TSA fully understands that councils are looking for new ways to raise money. However, such a burden on Scouting risks the long term future of groups who undertake valuable voluntary work at next to no cost to the public purse.

The contribution of adults working in the Movement, all volunteers, is equivalent to £380 million paid services for young people annually. Throughout the UK, Scout Leaders give 37,620,000 hours of their time each year providing a range of exciting and challenging activities for young people, raising their self esteem and encouraging them to contribute to their local communities. 55% of young people involved in Scouting also volunteer for local community projects, twice the national average.

The Don’t Raise Our Rents campaign is therefore calling on local councils to make sure that any rent increases placed on Scout groups are fair and affordable. From today, those Scout Groups affected, along with those councils raising rents and rates, will be identified at campaign website. The website will provide a national petition for the public to sign, as well as providing Scouts and Leaders with a toolkit to run local campaigns directed at specific councils.

The Scout Association acknowledges the efforts that some councils are already making to keep rents down. TSA hopes that the Don’t Raise Our Rents! campaign will encourage a more consistent approach by local authorities across the UK.

Commenting on today’s launch, Bear Grylls said,

“It is completely counter-productive for councils to charge Scouts such enormous rent increases. These crippling rises jeopardise the future of Scouting and the enormous amount of voluntary work we provide to communities week-in, week-out. We’re not asking councils for money.  We simply ask that they continue to recognise the importance of Scouting in their area. I hope that all those Groups affected will get involved in this campaign and help their local councils see sense.”

David Moreton, a Scout Leader from the 1st Raunds Scout Group in Northamptonshire, said:

“In the last year the hourly rent charged to my Scout Group by the county council has risen by 50%. We have had to raise the costs we charge our Beavers, Cubs and Scouts and also raise an extra £5,000 year to cover these and other increased costs. I know this is not just a problem that impacts on our Group but all those Groups in Northamptonshire that rent facilities from the local Authority.
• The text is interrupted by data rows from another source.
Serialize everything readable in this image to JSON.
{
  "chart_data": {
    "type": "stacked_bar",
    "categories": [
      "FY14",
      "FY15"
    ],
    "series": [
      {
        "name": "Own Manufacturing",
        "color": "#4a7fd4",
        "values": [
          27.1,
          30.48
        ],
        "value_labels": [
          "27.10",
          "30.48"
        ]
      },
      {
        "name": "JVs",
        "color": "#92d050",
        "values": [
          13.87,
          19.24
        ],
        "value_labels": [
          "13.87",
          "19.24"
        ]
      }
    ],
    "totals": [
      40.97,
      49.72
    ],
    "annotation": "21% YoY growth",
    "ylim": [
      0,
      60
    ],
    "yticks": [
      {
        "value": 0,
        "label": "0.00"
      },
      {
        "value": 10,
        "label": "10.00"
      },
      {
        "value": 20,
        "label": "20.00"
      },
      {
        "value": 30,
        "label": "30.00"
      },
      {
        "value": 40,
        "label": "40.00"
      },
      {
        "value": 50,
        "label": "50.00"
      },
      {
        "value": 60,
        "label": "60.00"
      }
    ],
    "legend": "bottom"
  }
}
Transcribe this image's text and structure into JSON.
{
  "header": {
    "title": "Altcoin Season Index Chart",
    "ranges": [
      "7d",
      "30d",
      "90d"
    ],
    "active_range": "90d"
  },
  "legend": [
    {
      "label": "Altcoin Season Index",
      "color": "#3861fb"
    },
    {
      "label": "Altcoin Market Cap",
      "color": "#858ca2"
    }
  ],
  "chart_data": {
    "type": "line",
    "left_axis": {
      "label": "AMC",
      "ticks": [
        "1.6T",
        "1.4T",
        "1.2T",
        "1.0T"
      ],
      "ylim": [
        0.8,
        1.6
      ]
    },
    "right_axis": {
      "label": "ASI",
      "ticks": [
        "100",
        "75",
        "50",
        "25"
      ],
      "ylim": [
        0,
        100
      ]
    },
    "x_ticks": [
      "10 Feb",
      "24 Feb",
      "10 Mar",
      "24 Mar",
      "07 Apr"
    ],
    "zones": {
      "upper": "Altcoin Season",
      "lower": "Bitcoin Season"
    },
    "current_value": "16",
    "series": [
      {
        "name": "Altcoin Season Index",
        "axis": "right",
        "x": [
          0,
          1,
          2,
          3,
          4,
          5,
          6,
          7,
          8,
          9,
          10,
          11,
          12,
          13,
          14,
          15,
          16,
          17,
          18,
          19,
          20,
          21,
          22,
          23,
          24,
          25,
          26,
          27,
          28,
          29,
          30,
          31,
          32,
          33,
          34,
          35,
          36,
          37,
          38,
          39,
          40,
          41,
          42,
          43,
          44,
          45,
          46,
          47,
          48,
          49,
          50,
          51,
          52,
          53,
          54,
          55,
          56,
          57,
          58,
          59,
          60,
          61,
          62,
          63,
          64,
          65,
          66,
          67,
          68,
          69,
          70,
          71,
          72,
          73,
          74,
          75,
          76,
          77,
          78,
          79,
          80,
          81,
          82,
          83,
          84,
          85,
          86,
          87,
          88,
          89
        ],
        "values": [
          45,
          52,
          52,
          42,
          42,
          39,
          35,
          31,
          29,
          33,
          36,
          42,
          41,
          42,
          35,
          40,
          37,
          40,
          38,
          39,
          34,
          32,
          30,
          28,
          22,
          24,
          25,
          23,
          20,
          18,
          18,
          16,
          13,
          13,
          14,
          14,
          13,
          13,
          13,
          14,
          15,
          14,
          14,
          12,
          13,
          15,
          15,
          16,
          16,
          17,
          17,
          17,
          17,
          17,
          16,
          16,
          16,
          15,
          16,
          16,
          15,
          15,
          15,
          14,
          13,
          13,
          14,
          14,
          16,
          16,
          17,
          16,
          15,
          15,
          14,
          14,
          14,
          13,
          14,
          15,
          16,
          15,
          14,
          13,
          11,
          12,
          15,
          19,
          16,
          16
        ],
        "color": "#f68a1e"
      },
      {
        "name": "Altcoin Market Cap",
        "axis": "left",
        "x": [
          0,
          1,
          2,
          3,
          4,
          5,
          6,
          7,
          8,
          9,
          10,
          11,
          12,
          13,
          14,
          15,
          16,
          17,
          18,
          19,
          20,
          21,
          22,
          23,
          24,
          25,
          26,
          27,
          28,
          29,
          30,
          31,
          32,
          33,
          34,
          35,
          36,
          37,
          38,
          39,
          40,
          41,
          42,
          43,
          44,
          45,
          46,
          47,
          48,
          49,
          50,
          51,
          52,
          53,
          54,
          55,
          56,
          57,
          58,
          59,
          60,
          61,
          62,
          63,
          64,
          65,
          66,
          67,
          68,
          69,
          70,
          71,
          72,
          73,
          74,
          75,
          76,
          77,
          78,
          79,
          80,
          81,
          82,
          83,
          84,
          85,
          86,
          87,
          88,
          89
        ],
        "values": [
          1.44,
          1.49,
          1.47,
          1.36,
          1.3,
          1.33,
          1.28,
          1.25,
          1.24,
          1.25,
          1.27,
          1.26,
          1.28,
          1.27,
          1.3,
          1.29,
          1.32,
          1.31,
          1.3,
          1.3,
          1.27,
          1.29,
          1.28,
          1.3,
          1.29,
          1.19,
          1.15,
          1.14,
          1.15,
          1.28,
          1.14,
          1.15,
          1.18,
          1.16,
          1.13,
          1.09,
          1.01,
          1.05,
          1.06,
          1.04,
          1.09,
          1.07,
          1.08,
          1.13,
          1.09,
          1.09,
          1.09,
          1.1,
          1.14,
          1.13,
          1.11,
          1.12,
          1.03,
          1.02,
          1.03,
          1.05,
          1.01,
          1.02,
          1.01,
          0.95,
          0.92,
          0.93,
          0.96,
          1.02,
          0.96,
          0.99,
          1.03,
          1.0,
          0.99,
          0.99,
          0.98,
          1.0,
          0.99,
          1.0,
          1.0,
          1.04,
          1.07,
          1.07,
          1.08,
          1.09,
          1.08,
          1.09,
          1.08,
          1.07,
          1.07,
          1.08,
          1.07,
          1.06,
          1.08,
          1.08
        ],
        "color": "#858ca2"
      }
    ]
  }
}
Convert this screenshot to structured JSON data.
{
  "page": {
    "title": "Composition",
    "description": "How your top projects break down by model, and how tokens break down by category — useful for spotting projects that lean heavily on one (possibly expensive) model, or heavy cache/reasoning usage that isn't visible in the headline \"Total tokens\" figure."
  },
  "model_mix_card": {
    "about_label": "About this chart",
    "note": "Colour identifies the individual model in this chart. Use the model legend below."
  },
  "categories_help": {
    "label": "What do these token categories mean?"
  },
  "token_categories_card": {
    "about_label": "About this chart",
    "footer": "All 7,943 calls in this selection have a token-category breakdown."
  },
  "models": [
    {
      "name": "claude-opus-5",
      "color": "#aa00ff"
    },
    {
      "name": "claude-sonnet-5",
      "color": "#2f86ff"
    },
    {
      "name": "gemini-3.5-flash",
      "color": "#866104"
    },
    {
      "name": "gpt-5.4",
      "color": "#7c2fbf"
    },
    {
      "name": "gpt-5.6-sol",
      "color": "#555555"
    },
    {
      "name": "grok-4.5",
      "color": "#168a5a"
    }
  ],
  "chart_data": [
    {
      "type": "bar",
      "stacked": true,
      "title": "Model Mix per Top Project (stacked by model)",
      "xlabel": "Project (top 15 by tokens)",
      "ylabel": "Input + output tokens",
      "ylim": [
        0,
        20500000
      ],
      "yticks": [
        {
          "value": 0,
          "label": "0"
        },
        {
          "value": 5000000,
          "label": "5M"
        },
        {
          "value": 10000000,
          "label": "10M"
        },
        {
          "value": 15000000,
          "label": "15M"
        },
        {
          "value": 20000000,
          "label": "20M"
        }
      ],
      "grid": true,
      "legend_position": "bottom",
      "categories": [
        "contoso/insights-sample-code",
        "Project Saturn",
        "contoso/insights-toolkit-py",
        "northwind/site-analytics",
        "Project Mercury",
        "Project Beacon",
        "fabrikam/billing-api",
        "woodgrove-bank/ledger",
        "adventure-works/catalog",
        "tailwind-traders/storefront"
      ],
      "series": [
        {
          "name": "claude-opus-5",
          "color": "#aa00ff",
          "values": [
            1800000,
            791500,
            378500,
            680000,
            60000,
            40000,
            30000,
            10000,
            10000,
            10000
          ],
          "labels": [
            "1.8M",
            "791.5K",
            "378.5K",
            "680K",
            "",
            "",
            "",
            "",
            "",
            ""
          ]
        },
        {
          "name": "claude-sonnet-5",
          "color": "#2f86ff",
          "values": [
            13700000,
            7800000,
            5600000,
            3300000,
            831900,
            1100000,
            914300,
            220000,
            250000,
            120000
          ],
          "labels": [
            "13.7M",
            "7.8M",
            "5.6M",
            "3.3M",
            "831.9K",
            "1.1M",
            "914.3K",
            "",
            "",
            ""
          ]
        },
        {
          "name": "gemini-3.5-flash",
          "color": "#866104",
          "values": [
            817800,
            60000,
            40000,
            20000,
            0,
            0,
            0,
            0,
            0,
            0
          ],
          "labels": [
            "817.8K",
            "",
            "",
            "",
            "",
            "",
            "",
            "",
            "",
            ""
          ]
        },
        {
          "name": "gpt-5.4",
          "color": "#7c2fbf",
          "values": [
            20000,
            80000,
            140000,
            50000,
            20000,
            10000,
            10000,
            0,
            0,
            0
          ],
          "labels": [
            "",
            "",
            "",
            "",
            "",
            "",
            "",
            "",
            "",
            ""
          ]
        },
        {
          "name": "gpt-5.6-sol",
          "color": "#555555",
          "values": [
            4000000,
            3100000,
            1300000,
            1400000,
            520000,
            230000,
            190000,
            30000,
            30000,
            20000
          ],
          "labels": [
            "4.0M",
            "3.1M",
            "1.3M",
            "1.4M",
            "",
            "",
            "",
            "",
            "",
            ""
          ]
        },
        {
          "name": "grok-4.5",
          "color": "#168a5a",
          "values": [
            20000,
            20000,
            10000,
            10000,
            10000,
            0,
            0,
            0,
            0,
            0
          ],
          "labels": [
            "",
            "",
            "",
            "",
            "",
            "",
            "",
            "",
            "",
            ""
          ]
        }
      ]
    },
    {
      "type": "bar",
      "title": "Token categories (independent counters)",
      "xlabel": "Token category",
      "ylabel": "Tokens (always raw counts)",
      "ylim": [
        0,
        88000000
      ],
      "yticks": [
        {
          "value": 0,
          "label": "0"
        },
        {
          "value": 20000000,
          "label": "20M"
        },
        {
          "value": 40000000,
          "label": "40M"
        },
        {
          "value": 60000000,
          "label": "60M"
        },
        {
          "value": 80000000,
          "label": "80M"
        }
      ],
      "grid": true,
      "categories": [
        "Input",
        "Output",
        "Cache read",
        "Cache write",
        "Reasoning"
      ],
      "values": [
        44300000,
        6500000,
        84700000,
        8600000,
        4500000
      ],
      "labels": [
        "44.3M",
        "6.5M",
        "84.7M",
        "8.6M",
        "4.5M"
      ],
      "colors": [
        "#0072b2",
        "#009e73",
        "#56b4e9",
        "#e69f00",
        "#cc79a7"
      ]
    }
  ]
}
We know times are tough but all we want is a fair and reasonable rent: - these new charges are not fair and reasonable”

There are some councils who recognise the importance of Scouting to local communities and have kept rents at fair and affordable levels.

Success stories include:

  • Chelmsford Borough Council continues to exempt local Scout groups from council tax and charge them £15.00 per year ground rent.
  • The 1st Moss Wrexham Scout group rent a community hall from Wrexham Borough Council.  The rent has increased steadily over the years, more or less in line with RPI, and the group have use of a modern refurbished hall, toilets and a kitchen.  The hall is well lit, heated and cleaned regularly.  The normal rate to hire the room to the general public is £50 per night.  This deal represents great value and annual increases in line with RPI allow groups to budget accordingly.

The Value of Scouting to local communities:

  • Approximately 110,000 adults support Scouting in the UK. (Leaders, Commissioners, parent helpers etc).
  • Scout volunteers give 37,620,00 hours per year to the community.
  • The contribution of all adults working in the Movement is equivalent to £380m paid services for young people annually.
  • Twice as many teenagers involved in Scouting, volunteer in community projects than the national average (55% of young people who are scouts volunteer in their local community compared to 28% of non-Scouts?.
  • It costs the equivalent of £300 to train a Scout Leader, meaning through its activities The Scout Association provides the UK economy with training worth approximately £5.5 million per year.